Everyone in the organization can align themselves with a three year big picture. That makes for a useful planning device.




Doug,
This is a great post. So much of the published leadership thought can actually cause more harm than good. Nice post.
Mike…
Thank you, Mike. Your kind words are really appreciated.
Doug
Doug,
Your acronym captures well my memories of many management team directives for long-term ‘vision’ planning, reports and off-site retreats. While these initiatives can undeniably provide some value, too frequently, the result of these efforts is yet another ‘great plan in a binder on shelves filled with great plans in binders.’
I will now have some back-up support if I need to decline participation in any (i.e., Big Hairy Audacious Goal) initiatives.
Thank you for your helpful post today.
Joanne Maly
Joanne, thanks so much for your comment!
Doug
Excellent post Doug. I too have seen this concept misapplied as seems to happen with so many concepts that “catch on”. While the notion of a BHAG is about realizing extraordinary possibility, all too often when a BHAG is revealed by the executive team it is perceived to be a pipe dream by the very people who are called upon to execute. While the job of the executive team in casting the vision involves a great deal of enrollment in the vision as a real possibility, it seems to me the BHAG’s that emerge “from the core of a company’s values and aspirations” as you put it are the only ones that people can truly get behind with both their hearts and minds.

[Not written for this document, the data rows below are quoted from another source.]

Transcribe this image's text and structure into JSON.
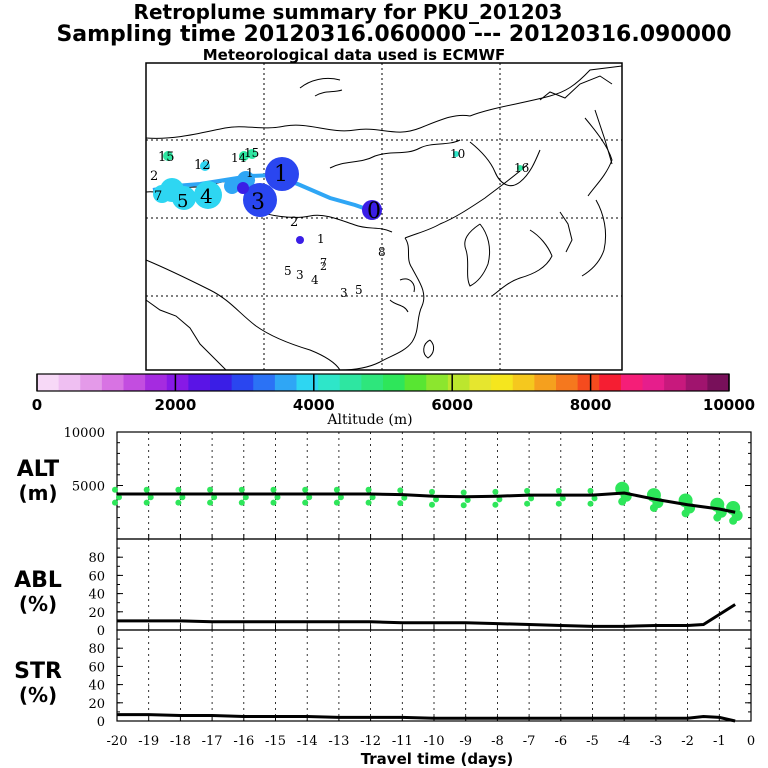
{
  "header": {
    "title": "Retroplume summary for PKU_201203",
    "sampling": "Sampling time   20120316.060000 --- 20120316.090000",
    "met": "Meteorological data used is ECMWF"
  },
  "colorbar": {
    "title": "Altitude (m)",
    "ticks": [
      "0",
      "2000",
      "4000",
      "6000",
      "8000",
      "10000"
    ],
    "colors": [
      "#f7d9f7",
      "#efbff2",
      "#e49ae9",
      "#d873e3",
      "#c34de0",
      "#a52be0",
      "#8719e6",
      "#5a14e6",
      "#3a1ee6",
      "#2a46f0",
      "#2b72f5",
      "#2fa6f5",
      "#2ed6f2",
      "#2ee6c9",
      "#2ee6a1",
      "#2ee67c",
      "#2ee65a",
      "#58e632",
      "#8ce62e",
      "#bce62e",
      "#e6e62e",
      "#f5e61e",
      "#f5c81e",
      "#f5a01e",
      "#f5781e",
      "#f54b1e",
      "#f51e32",
      "#f51e78",
      "#e61e8c",
      "#c8197d",
      "#a0146e",
      "#78105a"
    ]
  },
  "map": {
    "labels": [
      {
        "t": "15"
      },
      {
        "t": "12"
      },
      {
        "t": "14"
      },
      {
        "t": "15"
      },
      {
        "t": "1"
      },
      {
        "t": "2"
      },
      {
        "t": "7"
      },
      {
        "t": "5"
      },
      {
        "t": "4"
      },
      {
        "t": "1"
      },
      {
        "t": "3"
      },
      {
        "t": "0"
      },
      {
        "t": "2"
      },
      {
        "t": "1"
      },
      {
        "t": "8"
      },
      {
        "t": "5"
      },
      {
        "t": "3"
      },
      {
        "t": "4"
      },
      {
        "t": "7"
      },
      {
        "t": "2"
      },
      {
        "t": "3"
      },
      {
        "t": "5"
      },
      {
        "t": "10"
      },
      {
        "t": "16"
      }
    ]
  },
  "chart_data": [
    {
      "type": "line",
      "title": "ALT",
      "ylabel": "ALT\n(m)",
      "ylabel_line1": "ALT",
      "ylabel_line2": "(m)",
      "ylim": [
        0,
        10000
      ],
      "yticks": [
        "10000",
        "5000"
      ],
      "x": [
        -20,
        -19,
        -18,
        -17,
        -16,
        -15,
        -14,
        -13,
        -12,
        -11,
        -10,
        -9,
        -8,
        -7,
        -6,
        -5,
        -4,
        -3,
        -2,
        -1,
        -0.5
      ],
      "values": [
        4200,
        4200,
        4200,
        4200,
        4200,
        4200,
        4200,
        4200,
        4200,
        4150,
        4000,
        3950,
        4000,
        4100,
        4100,
        4100,
        4300,
        3700,
        3200,
        2800,
        2500
      ]
    },
    {
      "type": "line",
      "title": "ABL",
      "ylabel_line1": "ABL",
      "ylabel_line2": "(%)",
      "ylim": [
        0,
        100
      ],
      "yticks": [
        "80",
        "60",
        "40",
        "20",
        "0"
      ],
      "x": [
        -20,
        -19,
        -18,
        -17,
        -16,
        -15,
        -14,
        -13,
        -12,
        -11,
        -10,
        -9,
        -8,
        -7,
        -6,
        -5,
        -4,
        -3,
        -2,
        -1.5,
        -0.5
      ],
      "values": [
        10,
        10,
        10,
        9,
        9,
        9,
        9,
        9,
        9,
        8,
        8,
        8,
        7,
        6,
        5,
        4,
        4,
        5,
        5,
        6,
        28
      ]
    },
    {
      "type": "line",
      "title": "STR",
      "ylabel_line1": "STR",
      "ylabel_line2": "(%)",
      "ylim": [
        0,
        100
      ],
      "yticks": [
        "80",
        "60",
        "40",
        "20",
        "0"
      ],
      "x": [
        -20,
        -19,
        -18,
        -17,
        -16,
        -15,
        -14,
        -13,
        -12,
        -11,
        -10,
        -9,
        -8,
        -7,
        -6,
        -5,
        -4,
        -3,
        -2,
        -1.5,
        -1,
        -0.5
      ],
      "values": [
        7,
        7,
        6,
        6,
        5,
        5,
        5,
        4,
        4,
        4,
        3,
        3,
        3,
        3,
        3,
        3,
        3,
        3,
        3,
        5,
        4,
        0
      ]
    }
  ],
  "xaxis": {
    "label": "Travel time (days)",
    "ticks": [
      "-20",
      "-19",
      "-18",
      "-17",
      "-16",
      "-15",
      "-14",
      "-13",
      "-12",
      "-11",
      "-10",
      "-9",
      "-8",
      "-7",
      "-6",
      "-5",
      "-4",
      "-3",
      "-2",
      "-1",
      "0"
    ]
  }
}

Great perspective on BHAG. I like to start with a vision of where we want to be in X years, then work backwards to determine what needs to be in place today, tomorrow, etc, to make that vision a reality. Makes it more real and actionable.
Beverley McClure
Fresh Perspectives LLc
Thanks for your comments, Susan, and thanks for checking out my blog!
Doug
Thanks for your comments, Beverly, and thanks for visiting!
I like your take on BHAG, Doug. For many companies, the idea is that “audacious and huge” are good all by themselves. And the BHAGs described in Built to Last, where the term originated were more tactics than strategies.

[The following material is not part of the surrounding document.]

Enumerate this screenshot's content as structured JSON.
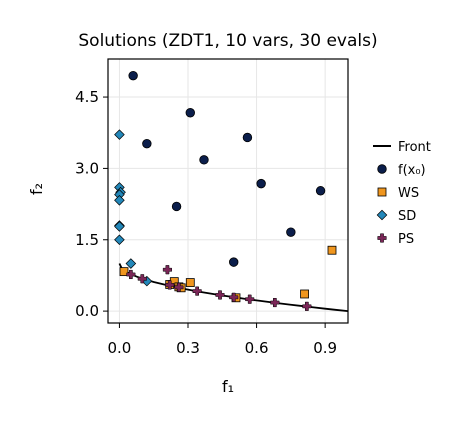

I just worked on a study of companies that have been successful for decades. One thing that jumped out at us was that they all had a strategy that was not a plan, but a simple concept. Wal-Mart, whom you used as an example, pursued a simple strategy that might be summed up as “Deliver everyday low prices to customers through increasingly effective purchasing and operational efficiency.”
What I’ve come away with is that the entire concept of “strategic plan” might be a relic of earlier ages. What most great businesses seem to have is a strategic concept that defines how they compete and how they make money and a variety of tactics.